Hemodynamics Changes in Aortic Flux Due to TEVAR Quantified by 4D-flow-MRI

Abstract

Introduction: TEVAR (Thoracic endovascular aortic repair) in traumatic aorta injury has shown good long-term results (1). The interaction between endograft and the dynamic anatomy of the thoracic aorta is not well characterized for repetitive physiologic stressors and subsequent issues related to long-term durability. TEVAR could also modify the flow and in the long term increase the risk of cardiovascular diseases (2). The alteration of flow characteristics in the heart and aorta have been related to atherosclerosis, aneurysms, and hypertension (3).

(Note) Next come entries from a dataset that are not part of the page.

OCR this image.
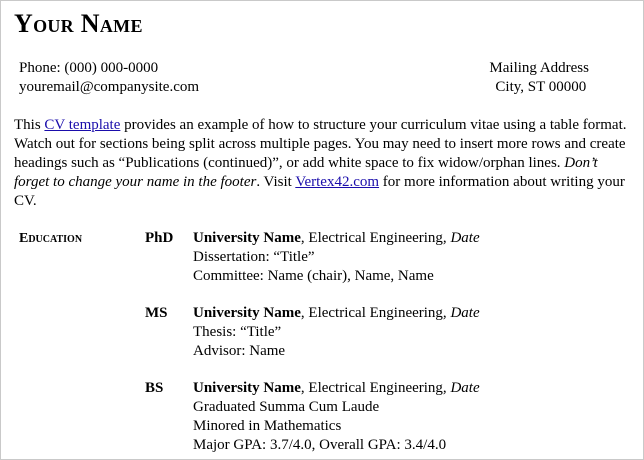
Your Name
Phone: (000) 000-0000
youremail@companysite.com
Mailing Address
City, ST 00000
This CV template provides an example of how to structure your curriculum vitae using a table format. Watch out for sections being split across multiple pages. You may need to insert more rows and create headings such as “Publications (continued)”, or add white space to fix widow/orphan lines. Don’t forget to change your name in the footer. Visit Vertex42.com for more information about writing your CV.
Education	PhD University Name, Electrical Engineering, Date
Dissertation: “Title”
Committee: Name (chair), Name, Name
MS University Name, Electrical Engineering, Date
Thesis: “Title”
Advisor: Name
BS University Name, Electrical Engineering, Date
Graduated Summa Cum Laude
Minored in Mathematics
Major GPA: 3.7/4.0, Overall GPA: 3.4/4.0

The hemodynamic patterns alterations that occur in the aorta after performing TEVAR have not been previously described. The description of these changes could help us understand the pathophysiology of these diseases. The aim of our study was to quantify these changes using 4D-flow-MRI by comparing between healthy volunteer (HV) and TEVAR in trauma patient. Methods: Both individuals underwent non-contrast-enhanced 4D flow-MRI, obtaining flow field and 3D angiography. Geometric and flow parameters were determined at 20 planes positioned from sinotubular junction to proximal DAo. Local vortex characterization was obtained through the computation of in-plane rotational flow (IRF, helical flow) at peak systole and systolic flow reversal ratio (SFRR) (figure 1.A), i.e. the ratio of forward to backward through-plane systolic flow obtained by the time-integral over systolic phases, which is also known as systolic backward flow. Peak-systolic wall shear stress (WSS) was calculated at 64 points equally distributed on the segmented vessel contour. Contour-averaged axial (WSSax) and circumferential WSS (WSScirc) were obtained. Results: The patient with TEVAR presented an abnormal inversion of the direction of the in-plane circulation. Proximal to TEVAR both the patient and the HV presented a clockwise IRF of around 35 cm2/s. However, inside and shortly distally of the TEVAR the patient presented a marked and sustained counterclockwise direction (IRF = -30 cm2/s) while the HV presented clockwise rotation (IRF = 20 cm2/s) (figure 1.B). Similarly, circumferential WSScirc was reversed through the whole length of the TEVAR (figure3). Of note, WSSax was markedly reduced all along the length of the TEVAR (figure 1.C) Conclusion: The presence of TEVAR was associated with abnormal behavior of rotational flow whose eventual consequences are unknown. The reduced friction of the TEVAR inner surface may have repercussion on axial WSS.